Headlines such as “Katrina not likely caused by global warming” or “Hurricanes not on rise” could have been written off this report. As for major rain/precipitation events, the report said there have been “statistically significant trends” in some regions, although those trends have shown decreases in events as well as increases. Droughts are also hard to identify. There is “medium confidence” that “some regions” have experienced more intense and longer droughts, but in “some regions” droughts have become “less frequent, less intense or shorter.”

Floods around the world are often cited in media as evidence of global warming. But the IPCC report downplays its support for this idea.

There is limited to medium evidence available to assess climate-driven observed changes in the magnitude and frequency of floods at regional scales because the available instrumental records of floods at gauge stations are limited in space and time, and because of confounding effects of changes in land use and engineering.

No wonder the TV networks ignored the story: Most of their extreme-weather coverage over the last few years blaming global warming appears to have been wrong.

Watering the message down even further was the IPCC’s upfront definition of what it means by climate change: “Climate change may be due to natural internal processes or external forcings, or to persistent anthropogenic changes in the composition of the atmosphere or in land use.” In this definition, man-made climate change brought on by carbon emissions amounts to only one part of the system. The role of natural forces is likely larger than carbon emissions.

If the recent past evidence of man-made global warming is thin, what about the future? Here again, the IPCC report offers little headline fodder.

Projected changes in climate extremes under different emissions scenarios generally do not strongly diverge in the coming two to three decades, but these signals are relatively small compared to natural climate variability over this time frame. Even the sign of projected changes in some climate extremes over this time frame is uncertain. For projected changes by the end of the 21st century, either model uncertainty or uncertainties associated with emissions scenarios used becomes dominant, depending on the extreme.

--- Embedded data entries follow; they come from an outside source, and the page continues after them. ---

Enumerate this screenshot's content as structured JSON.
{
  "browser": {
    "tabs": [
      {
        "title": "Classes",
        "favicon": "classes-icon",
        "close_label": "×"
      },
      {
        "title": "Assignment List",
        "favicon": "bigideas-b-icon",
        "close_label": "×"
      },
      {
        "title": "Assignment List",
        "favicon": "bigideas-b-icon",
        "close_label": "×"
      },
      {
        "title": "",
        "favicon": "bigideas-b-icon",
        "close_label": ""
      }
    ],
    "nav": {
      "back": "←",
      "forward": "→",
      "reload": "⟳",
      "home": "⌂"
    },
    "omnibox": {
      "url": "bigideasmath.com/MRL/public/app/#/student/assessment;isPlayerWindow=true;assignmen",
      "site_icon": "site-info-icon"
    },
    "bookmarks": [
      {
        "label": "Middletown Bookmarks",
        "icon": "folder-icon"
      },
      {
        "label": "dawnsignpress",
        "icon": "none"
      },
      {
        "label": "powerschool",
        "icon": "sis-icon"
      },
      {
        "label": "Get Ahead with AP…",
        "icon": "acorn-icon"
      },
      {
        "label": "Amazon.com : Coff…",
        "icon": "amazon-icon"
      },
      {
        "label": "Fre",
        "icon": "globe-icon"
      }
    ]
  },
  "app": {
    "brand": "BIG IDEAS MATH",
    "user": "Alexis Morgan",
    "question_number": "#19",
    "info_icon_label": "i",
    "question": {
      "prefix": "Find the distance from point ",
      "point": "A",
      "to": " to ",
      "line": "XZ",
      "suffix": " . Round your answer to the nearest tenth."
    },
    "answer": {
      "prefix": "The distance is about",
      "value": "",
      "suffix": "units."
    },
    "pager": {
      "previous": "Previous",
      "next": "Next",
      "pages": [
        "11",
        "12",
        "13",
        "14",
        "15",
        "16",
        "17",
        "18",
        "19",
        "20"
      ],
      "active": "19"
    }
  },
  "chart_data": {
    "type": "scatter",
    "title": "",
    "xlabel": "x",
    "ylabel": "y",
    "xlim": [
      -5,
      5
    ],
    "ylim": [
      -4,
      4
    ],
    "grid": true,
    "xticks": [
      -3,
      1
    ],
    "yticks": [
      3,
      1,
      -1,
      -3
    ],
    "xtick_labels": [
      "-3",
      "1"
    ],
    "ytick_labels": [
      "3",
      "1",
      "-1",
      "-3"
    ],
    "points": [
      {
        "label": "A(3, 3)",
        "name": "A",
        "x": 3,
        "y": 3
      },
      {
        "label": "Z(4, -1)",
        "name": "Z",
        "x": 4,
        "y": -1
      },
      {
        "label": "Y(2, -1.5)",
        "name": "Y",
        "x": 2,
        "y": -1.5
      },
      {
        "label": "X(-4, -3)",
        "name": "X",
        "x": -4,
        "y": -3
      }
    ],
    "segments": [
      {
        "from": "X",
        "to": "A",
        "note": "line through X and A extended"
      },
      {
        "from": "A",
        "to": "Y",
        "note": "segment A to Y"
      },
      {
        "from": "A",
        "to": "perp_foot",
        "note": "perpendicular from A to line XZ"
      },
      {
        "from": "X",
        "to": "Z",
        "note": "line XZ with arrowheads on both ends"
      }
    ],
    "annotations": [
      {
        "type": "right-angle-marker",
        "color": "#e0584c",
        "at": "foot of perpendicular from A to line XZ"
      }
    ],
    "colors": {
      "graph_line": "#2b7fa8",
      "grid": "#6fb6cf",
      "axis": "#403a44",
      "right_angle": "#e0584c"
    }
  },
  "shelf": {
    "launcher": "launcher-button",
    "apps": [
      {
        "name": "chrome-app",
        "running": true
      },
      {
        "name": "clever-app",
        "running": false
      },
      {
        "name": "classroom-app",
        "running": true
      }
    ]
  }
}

Not exactly a green light for governments and politicians in Durban to charge ahead with radical carbon-reduction schemes and targets. If carbon emissions are causing global warming, extreme events won’t be showing up for another 20 or 30 years. Beyond that, the models are tricky. Still, the IPCC produced a number of projections that some extreme events would increase. It is “virtually certain” that warm daily temperature extremes will occur in the 21st century. But it is “likely that the global frequency of tropical cyclones [hurricanes] will either decrease or remain essentially unchanged.”

For some, the new report is a welcome change. Roger Pielke Jr., a long-time critic of IPCC climate models, said: “The IPCC should be congratulated for delivering a message that cannot have been comfortable to deliver. The IPCC has accurately reflected the scientific literature on the state of attribution with respect to extreme events — it is not there yet, not even close, for events such as floods, hurricanes, tornadoes, bushfires and on other topics there remain enormous uncertainties. That is just the way that it is, so that is indeed what the IPCC should have reported.”

The real “extreme event,” however, may be the IPCC report itself, a pre-Durban warning of pending climate catastrophes that is short on catastrophes. It’s an IPCC science document that doesn’t give the UN policymaking arm meeting in Durban enough hot science to justify action.